Andrew Tully, pensions technical director at Retirement Advantage, said: “On the face of it this sounds like great news, extending the pension freedoms to existing annuity customers is a logical step. But, and this is a big but, people might not receive the sort of cash they expect once you actually do the sums. While some people may find the idea attractive, those who have been sold a poor value annuity and then trade it in won’t necessarily get better value.”
This is because those purchasing the annuity will expect sellers to be medically underwritten to get a picture of how long the income stream can be expected to last. You will also need to pay income tax on your lump sum, reducing it further. As a result Retirement Advantage has calculated that sellers could see as much as 40% wiped off the value of their payout.

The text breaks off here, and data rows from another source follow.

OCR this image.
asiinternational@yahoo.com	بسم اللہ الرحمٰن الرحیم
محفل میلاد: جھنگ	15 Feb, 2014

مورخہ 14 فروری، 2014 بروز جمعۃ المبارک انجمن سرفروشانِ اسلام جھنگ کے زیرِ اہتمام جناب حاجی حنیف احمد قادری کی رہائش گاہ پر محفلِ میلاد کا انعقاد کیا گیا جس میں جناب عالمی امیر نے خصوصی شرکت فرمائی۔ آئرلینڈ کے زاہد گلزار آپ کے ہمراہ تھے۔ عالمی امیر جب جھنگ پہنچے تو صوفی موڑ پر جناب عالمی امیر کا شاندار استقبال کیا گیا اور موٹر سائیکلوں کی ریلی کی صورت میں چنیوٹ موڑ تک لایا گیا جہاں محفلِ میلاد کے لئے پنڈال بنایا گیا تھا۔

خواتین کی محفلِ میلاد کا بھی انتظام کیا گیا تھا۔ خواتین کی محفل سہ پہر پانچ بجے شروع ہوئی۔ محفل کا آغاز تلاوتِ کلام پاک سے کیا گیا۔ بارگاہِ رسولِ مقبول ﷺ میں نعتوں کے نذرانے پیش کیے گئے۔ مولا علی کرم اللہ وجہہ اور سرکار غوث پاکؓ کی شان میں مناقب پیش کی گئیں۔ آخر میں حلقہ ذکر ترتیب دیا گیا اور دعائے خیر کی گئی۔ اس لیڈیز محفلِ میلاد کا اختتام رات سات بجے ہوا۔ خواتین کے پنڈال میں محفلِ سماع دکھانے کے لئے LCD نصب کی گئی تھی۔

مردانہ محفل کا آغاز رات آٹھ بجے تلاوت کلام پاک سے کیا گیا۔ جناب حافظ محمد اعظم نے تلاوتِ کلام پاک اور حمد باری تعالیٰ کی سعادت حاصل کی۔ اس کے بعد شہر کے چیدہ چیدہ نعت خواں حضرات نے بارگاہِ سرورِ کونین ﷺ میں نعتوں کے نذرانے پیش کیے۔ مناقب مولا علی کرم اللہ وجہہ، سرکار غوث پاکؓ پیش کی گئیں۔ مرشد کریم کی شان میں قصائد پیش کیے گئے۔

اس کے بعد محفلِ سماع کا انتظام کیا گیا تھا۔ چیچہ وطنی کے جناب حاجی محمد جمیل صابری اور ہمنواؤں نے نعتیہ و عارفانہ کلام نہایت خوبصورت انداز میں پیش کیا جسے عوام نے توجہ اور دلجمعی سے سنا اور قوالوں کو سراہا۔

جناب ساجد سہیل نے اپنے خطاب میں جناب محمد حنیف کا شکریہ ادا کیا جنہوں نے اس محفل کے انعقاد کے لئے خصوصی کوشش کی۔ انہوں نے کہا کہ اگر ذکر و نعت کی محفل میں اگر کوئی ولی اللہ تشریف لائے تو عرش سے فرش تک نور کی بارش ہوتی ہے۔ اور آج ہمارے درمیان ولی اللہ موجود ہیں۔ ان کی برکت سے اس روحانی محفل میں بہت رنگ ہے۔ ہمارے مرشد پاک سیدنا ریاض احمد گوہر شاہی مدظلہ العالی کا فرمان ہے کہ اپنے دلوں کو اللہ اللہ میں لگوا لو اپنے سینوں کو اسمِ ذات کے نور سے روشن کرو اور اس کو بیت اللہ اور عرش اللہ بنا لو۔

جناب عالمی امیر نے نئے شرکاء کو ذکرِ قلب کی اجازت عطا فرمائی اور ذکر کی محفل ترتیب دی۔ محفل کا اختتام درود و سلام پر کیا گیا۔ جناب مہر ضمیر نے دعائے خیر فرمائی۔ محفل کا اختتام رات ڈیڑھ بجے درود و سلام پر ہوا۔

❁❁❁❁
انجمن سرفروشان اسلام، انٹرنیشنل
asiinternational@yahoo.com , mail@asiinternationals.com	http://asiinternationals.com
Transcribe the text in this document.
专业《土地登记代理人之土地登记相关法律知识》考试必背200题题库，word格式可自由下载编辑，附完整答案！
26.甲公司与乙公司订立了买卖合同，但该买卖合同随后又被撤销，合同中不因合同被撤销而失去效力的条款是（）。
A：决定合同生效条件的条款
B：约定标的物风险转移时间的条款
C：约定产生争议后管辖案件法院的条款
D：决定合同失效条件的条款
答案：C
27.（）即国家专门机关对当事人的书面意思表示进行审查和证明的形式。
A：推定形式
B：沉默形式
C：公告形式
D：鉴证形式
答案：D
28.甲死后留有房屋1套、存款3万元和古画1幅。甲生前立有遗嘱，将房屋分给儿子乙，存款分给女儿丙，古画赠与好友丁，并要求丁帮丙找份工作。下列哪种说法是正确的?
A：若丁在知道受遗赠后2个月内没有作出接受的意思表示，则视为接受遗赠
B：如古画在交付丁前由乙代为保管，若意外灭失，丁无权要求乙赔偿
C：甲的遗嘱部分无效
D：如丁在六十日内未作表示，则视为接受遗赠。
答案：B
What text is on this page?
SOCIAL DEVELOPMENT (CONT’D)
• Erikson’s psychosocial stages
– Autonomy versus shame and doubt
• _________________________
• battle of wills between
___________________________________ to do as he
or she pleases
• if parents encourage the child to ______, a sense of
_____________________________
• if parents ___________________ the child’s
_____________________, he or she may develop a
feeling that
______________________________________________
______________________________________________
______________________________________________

Before considering a sale Tully said annuity holders would need to consider their current health and life expectancy, the cost of the trade – including tax, health checks, admin, profits and the cost of advice – and how they will replace their lost income if it is relied upon. Finally they will need to consider whether a lump sum would impact on their ability to claim any means-tested benefits.
In exchange for any lump sum – usually your pension fund – an annuity is “bought” from an insurance company and provides an income for life. When you die, the income stops. Annuity rates fluctuate daily and depend on your sex (although from 21 December 2012 insurers will no longer be able to use gender as a factor when calculating annuities), age, health and a number of other factors, so you have to pick the right one and, once bought, its terms cannot be altered, so seek financial advice.